Le chien - 2
Deux mois plus tard, Daniel contracta la rage. Cela commença par des difficultés à avaler sa nourriture, puis des nausées. De violents maux de tête lui arrachèrent des gémissements. Quelques heures plus tard, une fièvre intense l’envahit, il se mit à crier et à s’agiter sur sa couche tant et si bien que ses plaies se rouvrirent. On dut l’attacher, le temps de refaire ses bandages. Le père Simon lui administra une potion de pavot qui finit par l’apaiser.
Le duc s’opposa tout d’abord à ce que Vivian lui rende visite. Mais celui-ci réclama son frère tant et si bien, pleurant et criant comme il ne l’avait pas fait depuis sa petite enfance, que le duc finit par céder. Il l’accompagna jusqu’à l’oratoire où l’on soignait Daniel. Prévenu de la venue du duc, le père Simon vint les accueillir.
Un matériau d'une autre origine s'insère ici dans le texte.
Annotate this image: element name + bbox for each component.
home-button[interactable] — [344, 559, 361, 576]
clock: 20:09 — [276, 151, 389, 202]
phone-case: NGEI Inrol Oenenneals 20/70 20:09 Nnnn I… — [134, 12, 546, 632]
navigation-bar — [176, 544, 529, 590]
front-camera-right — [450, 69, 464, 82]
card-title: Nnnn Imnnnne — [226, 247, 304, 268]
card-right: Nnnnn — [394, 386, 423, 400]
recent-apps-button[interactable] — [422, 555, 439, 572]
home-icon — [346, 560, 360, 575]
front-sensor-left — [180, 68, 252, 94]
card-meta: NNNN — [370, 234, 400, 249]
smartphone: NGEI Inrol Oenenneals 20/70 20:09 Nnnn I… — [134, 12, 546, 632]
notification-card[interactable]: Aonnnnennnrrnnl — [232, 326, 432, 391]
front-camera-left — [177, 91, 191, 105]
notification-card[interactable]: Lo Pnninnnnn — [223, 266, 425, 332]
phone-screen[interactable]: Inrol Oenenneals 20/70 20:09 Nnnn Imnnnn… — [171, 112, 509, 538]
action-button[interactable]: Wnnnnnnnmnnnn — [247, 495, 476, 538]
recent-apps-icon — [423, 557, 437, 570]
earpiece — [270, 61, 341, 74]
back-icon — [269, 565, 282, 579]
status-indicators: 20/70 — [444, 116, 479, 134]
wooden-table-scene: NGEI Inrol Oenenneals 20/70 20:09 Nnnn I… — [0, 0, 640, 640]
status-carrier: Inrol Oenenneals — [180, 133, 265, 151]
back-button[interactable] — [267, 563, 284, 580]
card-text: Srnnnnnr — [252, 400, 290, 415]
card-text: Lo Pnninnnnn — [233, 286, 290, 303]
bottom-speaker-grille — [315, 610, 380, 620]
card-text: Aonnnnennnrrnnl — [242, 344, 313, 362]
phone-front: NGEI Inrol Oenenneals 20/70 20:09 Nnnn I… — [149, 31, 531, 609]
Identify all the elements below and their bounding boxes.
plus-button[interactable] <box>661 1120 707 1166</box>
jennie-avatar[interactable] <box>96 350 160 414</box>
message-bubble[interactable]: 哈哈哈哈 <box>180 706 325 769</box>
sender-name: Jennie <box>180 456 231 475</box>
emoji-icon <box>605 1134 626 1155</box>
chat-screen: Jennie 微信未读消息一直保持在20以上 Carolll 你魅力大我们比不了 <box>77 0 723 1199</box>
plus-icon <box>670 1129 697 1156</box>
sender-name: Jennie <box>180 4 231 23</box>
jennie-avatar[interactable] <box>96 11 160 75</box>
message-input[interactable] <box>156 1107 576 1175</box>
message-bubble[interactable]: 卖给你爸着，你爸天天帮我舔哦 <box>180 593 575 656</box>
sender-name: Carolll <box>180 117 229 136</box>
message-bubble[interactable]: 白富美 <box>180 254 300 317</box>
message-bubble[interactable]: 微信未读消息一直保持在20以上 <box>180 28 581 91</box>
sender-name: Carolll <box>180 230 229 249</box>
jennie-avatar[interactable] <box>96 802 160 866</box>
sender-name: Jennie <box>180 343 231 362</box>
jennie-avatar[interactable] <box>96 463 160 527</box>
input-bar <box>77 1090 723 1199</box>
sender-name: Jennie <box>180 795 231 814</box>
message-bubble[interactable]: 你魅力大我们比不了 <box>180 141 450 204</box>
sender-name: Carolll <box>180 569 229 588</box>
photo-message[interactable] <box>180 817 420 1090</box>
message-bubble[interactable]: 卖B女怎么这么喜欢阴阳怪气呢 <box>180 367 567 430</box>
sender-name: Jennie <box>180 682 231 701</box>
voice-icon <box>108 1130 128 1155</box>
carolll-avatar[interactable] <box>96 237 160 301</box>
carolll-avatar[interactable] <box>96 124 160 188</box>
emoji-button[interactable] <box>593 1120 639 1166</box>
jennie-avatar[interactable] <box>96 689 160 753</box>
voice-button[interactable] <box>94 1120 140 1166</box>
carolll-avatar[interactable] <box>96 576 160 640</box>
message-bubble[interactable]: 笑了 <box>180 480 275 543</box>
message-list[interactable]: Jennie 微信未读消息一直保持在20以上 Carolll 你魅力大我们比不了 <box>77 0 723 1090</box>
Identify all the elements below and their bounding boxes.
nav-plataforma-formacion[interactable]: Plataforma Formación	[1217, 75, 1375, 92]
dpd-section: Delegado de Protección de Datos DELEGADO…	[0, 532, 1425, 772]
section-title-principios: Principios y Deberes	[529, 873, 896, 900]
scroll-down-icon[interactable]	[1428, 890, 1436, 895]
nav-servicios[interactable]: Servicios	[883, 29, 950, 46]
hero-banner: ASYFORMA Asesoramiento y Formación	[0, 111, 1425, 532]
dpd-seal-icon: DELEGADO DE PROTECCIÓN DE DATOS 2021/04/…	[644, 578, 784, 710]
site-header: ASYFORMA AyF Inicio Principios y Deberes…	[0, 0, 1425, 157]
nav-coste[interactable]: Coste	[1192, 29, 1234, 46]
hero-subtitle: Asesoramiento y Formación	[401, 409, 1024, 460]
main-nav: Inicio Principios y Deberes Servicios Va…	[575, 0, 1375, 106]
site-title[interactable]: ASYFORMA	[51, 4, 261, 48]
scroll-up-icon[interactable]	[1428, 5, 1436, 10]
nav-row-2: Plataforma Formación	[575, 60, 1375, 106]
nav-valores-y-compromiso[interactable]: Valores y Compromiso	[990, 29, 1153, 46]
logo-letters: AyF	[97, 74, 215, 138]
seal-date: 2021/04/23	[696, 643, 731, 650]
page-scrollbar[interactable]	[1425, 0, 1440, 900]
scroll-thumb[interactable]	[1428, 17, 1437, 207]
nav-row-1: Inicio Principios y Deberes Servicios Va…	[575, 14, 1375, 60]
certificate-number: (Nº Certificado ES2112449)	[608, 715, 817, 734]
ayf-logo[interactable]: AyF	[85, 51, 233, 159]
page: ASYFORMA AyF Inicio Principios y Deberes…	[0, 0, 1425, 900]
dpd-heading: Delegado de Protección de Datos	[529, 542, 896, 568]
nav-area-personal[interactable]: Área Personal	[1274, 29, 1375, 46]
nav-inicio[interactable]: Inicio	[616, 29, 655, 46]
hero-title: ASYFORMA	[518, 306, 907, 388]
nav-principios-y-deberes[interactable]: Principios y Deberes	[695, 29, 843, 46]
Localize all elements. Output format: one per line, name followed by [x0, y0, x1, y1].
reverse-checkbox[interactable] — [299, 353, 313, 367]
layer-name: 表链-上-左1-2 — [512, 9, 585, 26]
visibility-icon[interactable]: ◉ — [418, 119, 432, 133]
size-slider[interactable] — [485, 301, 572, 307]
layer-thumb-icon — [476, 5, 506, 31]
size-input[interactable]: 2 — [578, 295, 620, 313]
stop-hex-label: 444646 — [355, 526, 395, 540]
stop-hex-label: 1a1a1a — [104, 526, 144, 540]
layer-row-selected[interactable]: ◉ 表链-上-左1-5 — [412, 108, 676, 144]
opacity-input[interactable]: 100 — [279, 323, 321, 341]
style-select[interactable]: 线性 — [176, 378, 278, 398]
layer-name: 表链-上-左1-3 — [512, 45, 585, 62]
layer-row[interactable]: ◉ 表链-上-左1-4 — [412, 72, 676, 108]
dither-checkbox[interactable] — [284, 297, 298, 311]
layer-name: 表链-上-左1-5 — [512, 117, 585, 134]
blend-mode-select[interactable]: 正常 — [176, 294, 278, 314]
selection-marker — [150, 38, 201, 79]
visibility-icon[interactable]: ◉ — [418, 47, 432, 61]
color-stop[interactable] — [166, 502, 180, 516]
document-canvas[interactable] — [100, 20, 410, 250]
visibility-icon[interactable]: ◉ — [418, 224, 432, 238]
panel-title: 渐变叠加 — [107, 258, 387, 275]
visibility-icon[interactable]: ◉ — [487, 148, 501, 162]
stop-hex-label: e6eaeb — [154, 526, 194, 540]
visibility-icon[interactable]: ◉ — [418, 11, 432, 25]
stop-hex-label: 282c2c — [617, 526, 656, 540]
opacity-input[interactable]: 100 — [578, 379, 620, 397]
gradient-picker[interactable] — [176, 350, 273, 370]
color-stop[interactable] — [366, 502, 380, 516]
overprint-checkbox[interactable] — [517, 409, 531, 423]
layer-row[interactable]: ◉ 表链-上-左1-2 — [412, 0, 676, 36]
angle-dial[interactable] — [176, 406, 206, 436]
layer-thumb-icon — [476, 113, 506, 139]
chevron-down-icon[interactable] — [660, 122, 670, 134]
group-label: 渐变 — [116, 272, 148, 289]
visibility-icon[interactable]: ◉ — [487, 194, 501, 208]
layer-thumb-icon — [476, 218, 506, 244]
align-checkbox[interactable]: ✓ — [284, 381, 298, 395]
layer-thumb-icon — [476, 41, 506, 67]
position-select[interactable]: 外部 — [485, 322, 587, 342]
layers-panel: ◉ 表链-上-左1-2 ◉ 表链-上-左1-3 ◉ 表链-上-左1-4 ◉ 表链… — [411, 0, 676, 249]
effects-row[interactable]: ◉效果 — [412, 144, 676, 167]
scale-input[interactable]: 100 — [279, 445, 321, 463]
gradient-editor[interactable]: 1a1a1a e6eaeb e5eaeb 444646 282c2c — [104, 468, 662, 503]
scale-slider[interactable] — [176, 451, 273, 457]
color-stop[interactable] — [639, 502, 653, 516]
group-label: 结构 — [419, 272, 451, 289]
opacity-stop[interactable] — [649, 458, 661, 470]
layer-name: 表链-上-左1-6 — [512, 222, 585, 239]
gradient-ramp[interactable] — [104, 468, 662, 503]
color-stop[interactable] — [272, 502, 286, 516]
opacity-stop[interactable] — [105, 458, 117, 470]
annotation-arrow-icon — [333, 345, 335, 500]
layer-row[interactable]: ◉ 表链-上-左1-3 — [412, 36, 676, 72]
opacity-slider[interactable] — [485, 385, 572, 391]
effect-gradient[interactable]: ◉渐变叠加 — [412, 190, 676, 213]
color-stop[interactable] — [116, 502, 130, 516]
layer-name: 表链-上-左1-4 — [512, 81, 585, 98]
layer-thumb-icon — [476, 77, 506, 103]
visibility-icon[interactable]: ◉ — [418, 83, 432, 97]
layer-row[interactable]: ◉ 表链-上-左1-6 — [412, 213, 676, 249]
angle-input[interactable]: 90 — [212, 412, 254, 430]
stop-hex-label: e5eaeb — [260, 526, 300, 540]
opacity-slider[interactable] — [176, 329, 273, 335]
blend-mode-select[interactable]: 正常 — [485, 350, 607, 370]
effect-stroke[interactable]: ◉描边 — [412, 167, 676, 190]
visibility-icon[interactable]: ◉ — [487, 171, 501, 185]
Daniel était plus calme à présent, sous l’effet de la drogue. Il marmonnait des mots sans suite, le visage brillant de fièvre, le regard halluciné. Le cœur du duc se tordit lorsqu’il vit l’état de son fils aîné. L’image du corps empoisonné de sa mère, Iris la Rouge, s’imposa brusquement à son esprit. Il eut un frisson, mais son visage resta impassible : il ne devait pas laisser voir sa douleur à Vivian. Celui-ci en revanche éclata en sanglots.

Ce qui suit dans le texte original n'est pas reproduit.